In this study, we demonstrate that rFIB can bind satBaMV RNA directly (Kd ∼50 nm, Fig. 1, E and F). Notably, its binding affinity is quite similar to that of rP20 with satBaMV (Kd = 32 nm, Fig. 3C) (Tsai et al. 1999; Vijayapalani et al. 2012). Thus, satBaMV tightly associates with both FIB and P20 to generate an RNP complex responsible for movement. Interestingly, the RNA-binding ability of rNbFIB was dramatically reduced when we substituted the residues of the NbFIB2 MTase catalytic triad with alanine (Fig. 1F). Given that the NbFIB2 catalytic triad residues are located in sequence stretches corresponding to 2 RNA-binding sites of AtFIB2 (Supplementary Fig. S1) (Rakitina et al. 2011), our findings reveal dual biochemical roles for the FIB MTase catalytic triad in both RNA binding and methylation activity (Fig. 1, D to F). Moreover, we show that the ability of the FIB catalytic triad with P20 methylation is also required for autonomous long-distance satBaMV trafficking based on our grafting and complementation analyses (Fig. 2). FIB MTase methylates P20 at the R5 residue in vivo to generate ADMA and SDMA signals (Fig. 3, A and B), although the N15 peptide was monomethylated in vitro by rFIB at both the R4 and R5 residues (Supplementary Fig. S3). This discrepancy in arginine methylation of P20 protein and N15 peptide may be due to the various catalytic activities of FIB in vitro and in vivo or to differential protein substrates. Thus, we suggest that R5 of the P20 ARM is the key residue for FIB-dependent P20 methylation, which is responsible for the formation of the satBaMV–P20–FIB RNP complex and its systemic movement in planta.

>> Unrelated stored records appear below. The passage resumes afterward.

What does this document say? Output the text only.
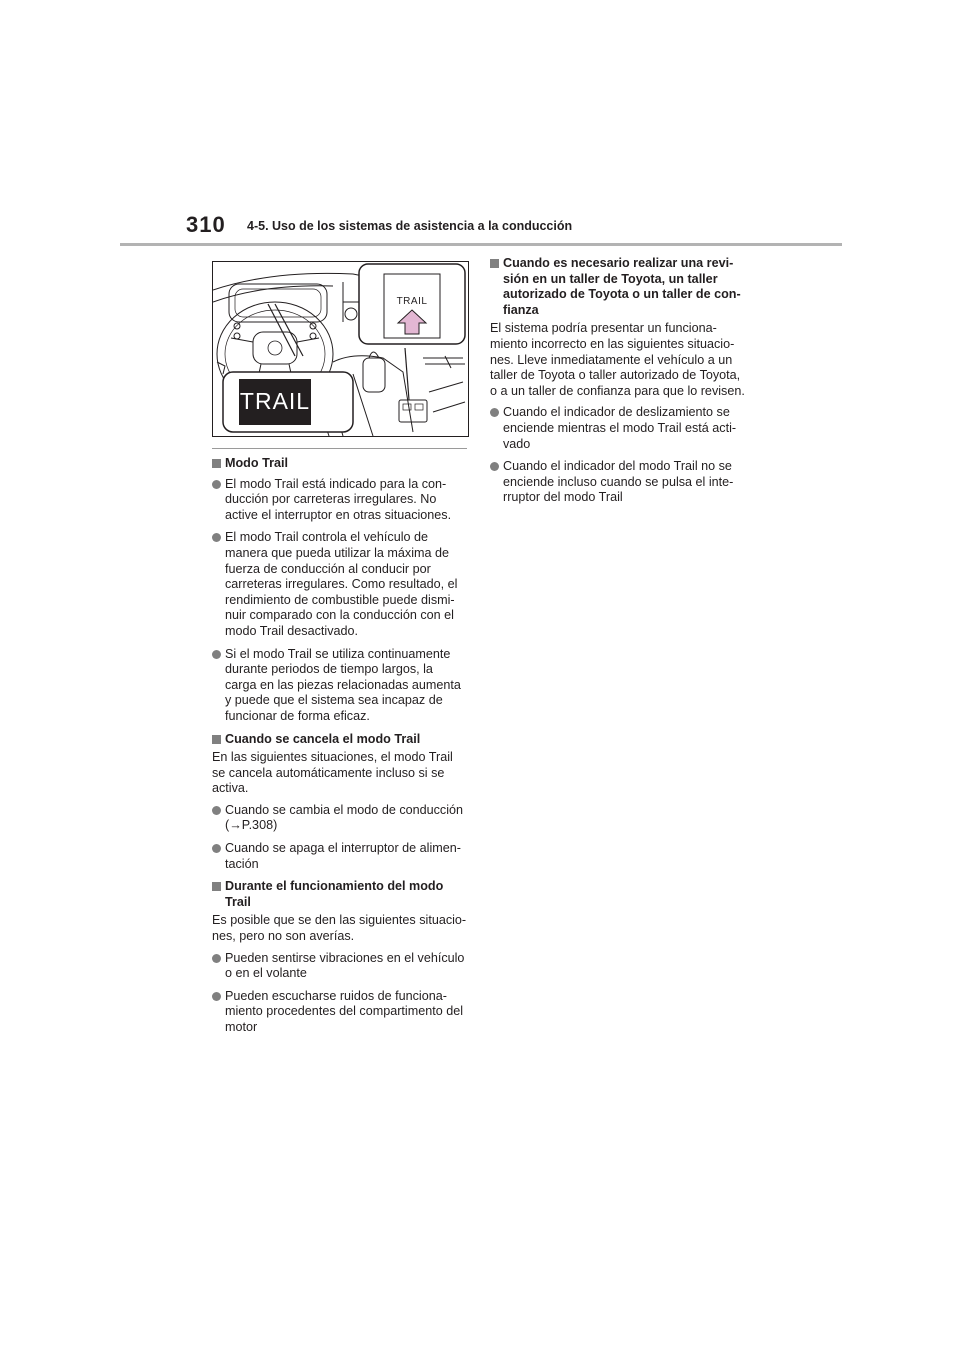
310 4-5. Uso de los sistemas de asistencia a la conducción
TRAIL
TRAIL
Modo Trail
El modo Trail está indicado para la con-
ducción por carreteras irregulares. No
active el interruptor en otras situaciones.
El modo Trail controla el vehículo de
manera que pueda utilizar la máxima de
fuerza de conducción al conducir por
carreteras irregulares. Como resultado, el
rendimiento de combustible puede dismi-
nuir comparado con la conducción con el
modo Trail desactivado.
Si el modo Trail se utiliza continuamente
durante periodos de tiempo largos, la
carga en las piezas relacionadas aumenta
y puede que el sistema sea incapaz de
funcionar de forma eficaz.
Cuando se cancela el modo Trail
En las siguientes situaciones, el modo Trail
se cancela automáticamente incluso si se
activa.
Cuando se cambia el modo de conducción
(→P.308)
Cuando se apaga el interruptor de alimen-
tación
Durante el funcionamiento del modo
Trail
Es posible que se den las siguientes situacio-
nes, pero no son averías.
Pueden sentirse vibraciones en el vehículo
o en el volante
Pueden escucharse ruidos de funciona-
miento procedentes del compartimento del
motor
Cuando es necesario realizar una revi-
sión en un taller de Toyota, un taller
autorizado de Toyota o un taller de con-
fianza
El sistema podría presentar un funciona-
miento incorrecto en las siguientes situacio-
nes. Lleve inmediatamente el vehículo a un
taller de Toyota o taller autorizado de Toyota,
o a un taller de confianza para que lo revisen.
Cuando el indicador de deslizamiento se
enciende mientras el modo Trail está acti-
vado
Cuando el indicador del modo Trail no se
enciende incluso cuando se pulsa el inte-
rruptor del modo Trail
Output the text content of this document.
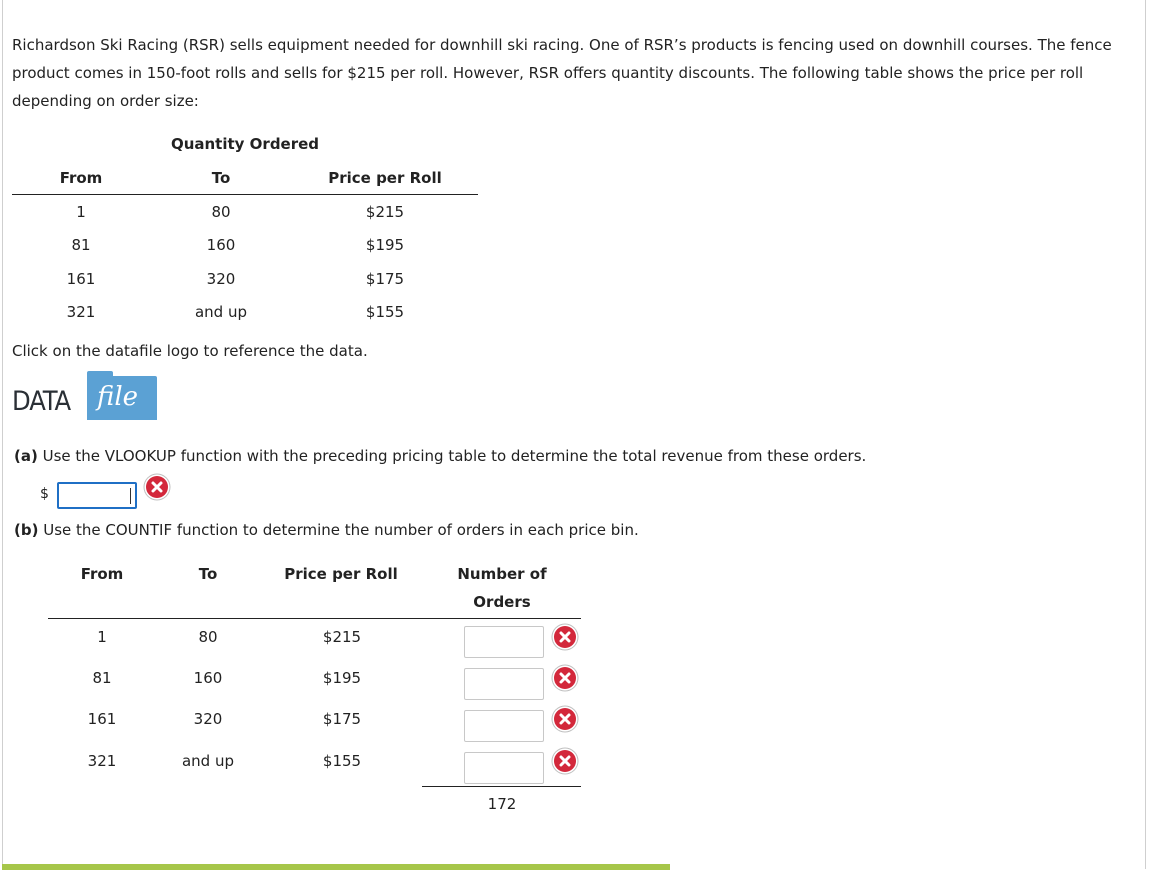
Richardson Ski Racing (RSR) sells equipment needed for downhill ski racing. One of RSR’s products is fencing used on downhill courses. The fence product comes in 150-foot rolls and sells for $215 per roll. However, RSR offers quantity discounts. The following table shows the price per roll depending on order size:
Quantity Ordered
From	To	Price per Roll
1	80	$215
81	160	$195
161	320	$175
321	and up	$155
Click on the datafile logo to reference the data.
DATA file
(a) Use the VLOOKUP function with the preceding pricing table to determine the total revenue from these orders.
$
(b) Use the COUNTIF function to determine the number of orders in each price bin.
From	To	Price per Roll	Number of
Orders
1	80	$215
81	160	$195
161	320	$175
321	and up	$155
172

Previous immunoelectron microscopy has revealed that P20 accumulates in the nucleoli, nuclei, and cytoplasm of cells coinfected with BaMV and satBaMV (Palani et al. 2009), but no NLS signal was found for P20 using 2 online NLS predictors, i.e. NLS mapper and NLStradamus (Kosugi et al. 2009; Nguyen Ba et al. 2009). Moreover, we conducted a yeast 2-hybrid analysis and found that P20 does not interact with the nuclear transporters importin α1 and α2 (Supplementary Fig. S8), indicating that nuclear import of P20 may not operate via an importin α-dependent pathway (Goldfarb et al. 2004). In fact, our confocal microscopic analysis did not uncover a nucleolar localization for P18-eGFP (Fig. 5A and Supplementary Fig. S7B), whereas N15-eGFP does accumulate there (Supplementary Fig. S7B), supporting that the first 15 amino acids of P20 represent the nucleolar localization sequence for nucleolar targeting. By studying pKF4-NLS and pKF4-NES infection in N. benthamiana, we also detected ADMA or SDMA signals for P20 and P20-NLS in the nuclear and membrane fractions (Fig. 7D), whereas the cytoplasmic- and membrane-enriched P20-NES was nonmethylated (Fig. 7D). Accordingly, we found no nucleolar localization for P20-eGFP and diminished P20 methylation in Fibi N. benthamiana (Figs. 3A and 5D). Taken together, these results indicate that P20 is methylated by FIB MTase in the nucleus and presumably more specifically in the nucleolus.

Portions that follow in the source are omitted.